AI Workload Audit Trails with GCP Logging

Question

Pulumi · Accepted Answer

To enable audit trails for AI workloads in Google Cloud Platform (GCP), we will use various logging services provided by GCP to monitor and store logs generated by your AI services and applications. Specifically, we'll work with the following Pulumi resources to set up audit trails with GCP Logging:

1. **ProjectSink**: This resource is used to create a sink that exports log entries matching a filter from all the logs within a particular project to a destination such as a PubSub topic, a BigQuery dataset, or a Cloud Storage bucket.

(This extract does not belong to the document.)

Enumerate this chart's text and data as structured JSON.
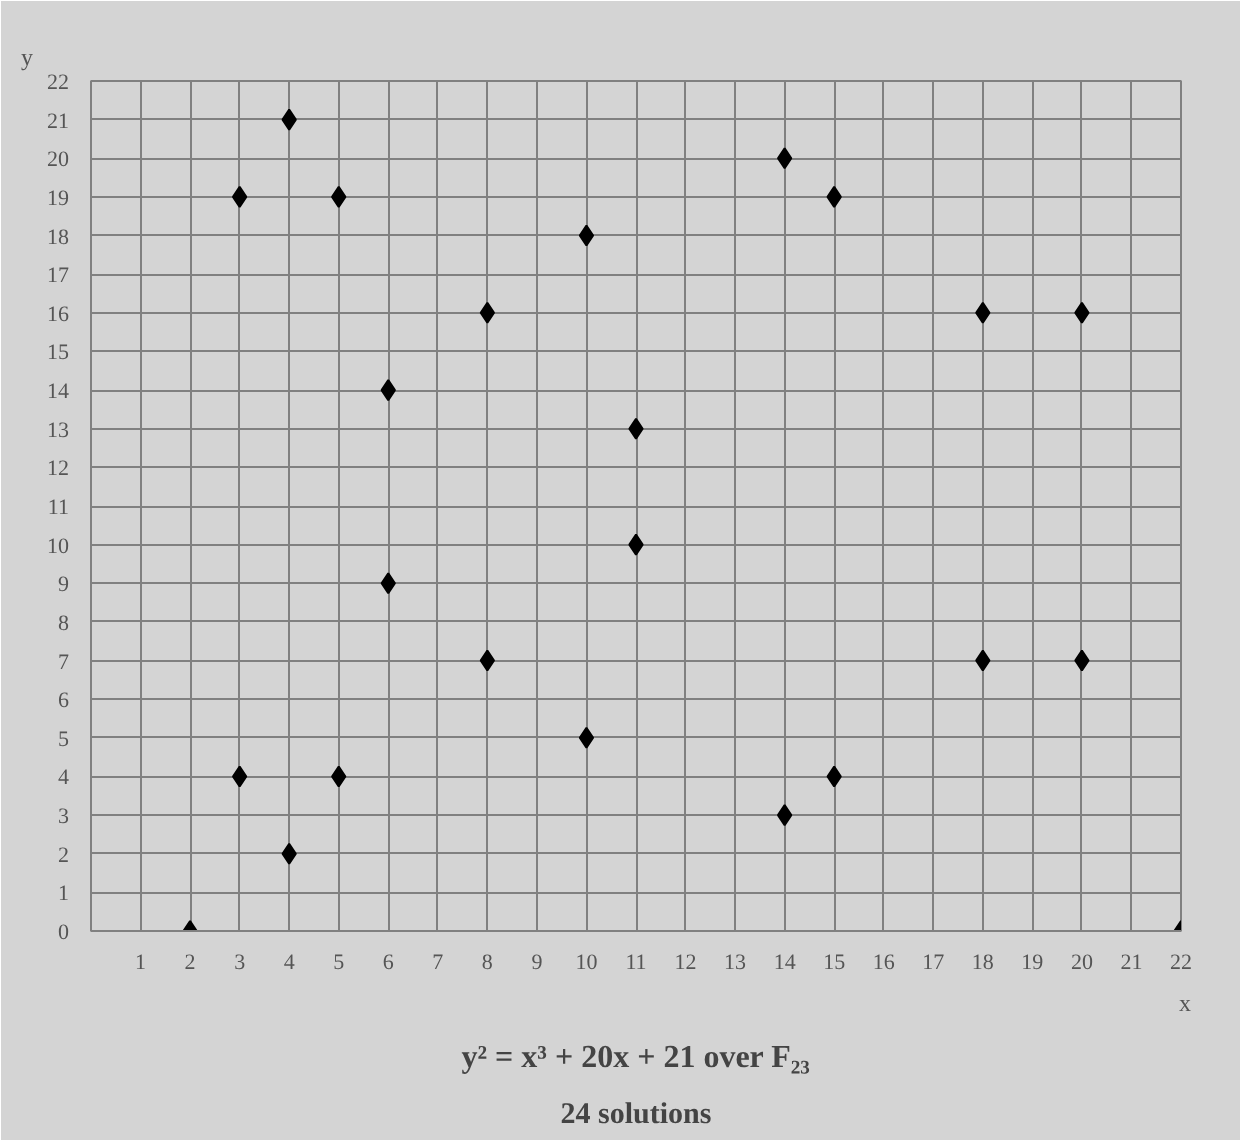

2. **LogMetric**: Metrics can be created from logs to provide greater insight into the frequency and characteristics of log events. It allows you to count instances of specific events or extract values from logged information to be monitored or alerted on.

3. **ProjectExclusion**: This resource is used to exclude specific log entries that match a filter so that they are not included in the sink export, which can help manage costs and reduce unnecessary noise in exported logs.

We'll set up a basic audit trail using these resources as follows:
- A log sink to export relevant audit logs to a BigQuery dataset for analysis.
- A log metric to count the occurrences of a certain event type in the logs.
- An exclusion to filter out log entries that are not needed.

Below is a Pulumi program written in Python which demonstrates how to set up this infrastructure. Please read through the comments to understand what each section is doing.

```python
import pulumi
import pulumi_gcp as gcp

# Before this code, you would have set up a GCP project and configured the Pulumi GCP provider to use it.

# Project Sink: Export relevant audit logs from your GCP project to a BigQuery dataset.
project_sink = gcp.logging.ProjectSink("my-project-sink",
    filter="logName:\"logs/cloudaudit.googleapis.com\" AND protoPayload.methodName:\"google.cloud.aiplatform.v1.PredictionService.Predict\"",
    destination="bigquery.googleapis.com/projects/my-project/datasets/my_dataset",
    # This option creates a separate table for each log entry type, which can be useful for varied log data.
    bigquery_options=gcp.logging.ProjectSinkBigqueryOptionsArgs(
        use_partitioned_tables=True
    )
    # Replace "my-project" with your project ID and "my_dataset" with your dataset name.
)

# Log Metric: Use a log-based metric to count the occurrences of predictions made by AI Platform services.
log_metric = gcp.logging.Metric("my-log-metric",
    description="Metric for counting AI Platform predictions",
    filter="resource.type=\"aiplatform.googleapis.com/Prediction\" AND protoPayload.status.message=\"Predict\"",
    metric_descriptor=gcp.logging.MetricMetricDescriptorArgs(
        metric_kind="DELTA",
        value_type="INT64"
    )
)

# Project Exclusion: Exclude health-check logs or other noisy log entries.
project_exclusion = gcp.logging.ProjectExclusion("my-project-exclusion",
    filter="resource.type=\"k8s_pod\" AND jsonPayload.health_check=true",
    # Set to "True" if the filter should not be applied currently but may be enabled later.
    disabled=False,
    description="Exclude k8s health checks from logs"
)
```

Here's what each section does:

- The `ProjectSink` is set up to match log entries from the AI Platform. You can adjust the `filter` based on the particular events you are interested in. The `destination` specifies a BigQuery dataset for further analysis.
- The `LogMetric` is used to measure the frequency of a specific event, in this case, AI predictions. The `filter` used here should match the log entries we want to count.
- The `ProjectExclusion` filters out unwanted log entries to focus on the relevant logs, saving costs and streamlining the logging data.

In this example, replace `"my-project"`, `"my_dataset"`, and the filter criteria with the appropriate values for your use case. This configuration will provide an audit trail for AI workloads which you can then analyze within BigQuery or use the log-based metrics to trigger alerts or further analysis.

After running this Pulumi code with `pulumi up`, it will establish the logging criteria and destinations specified in the code. Ensure you have the necessary permissions and that your Pulumi and GCP setup are correctly configured before running the program.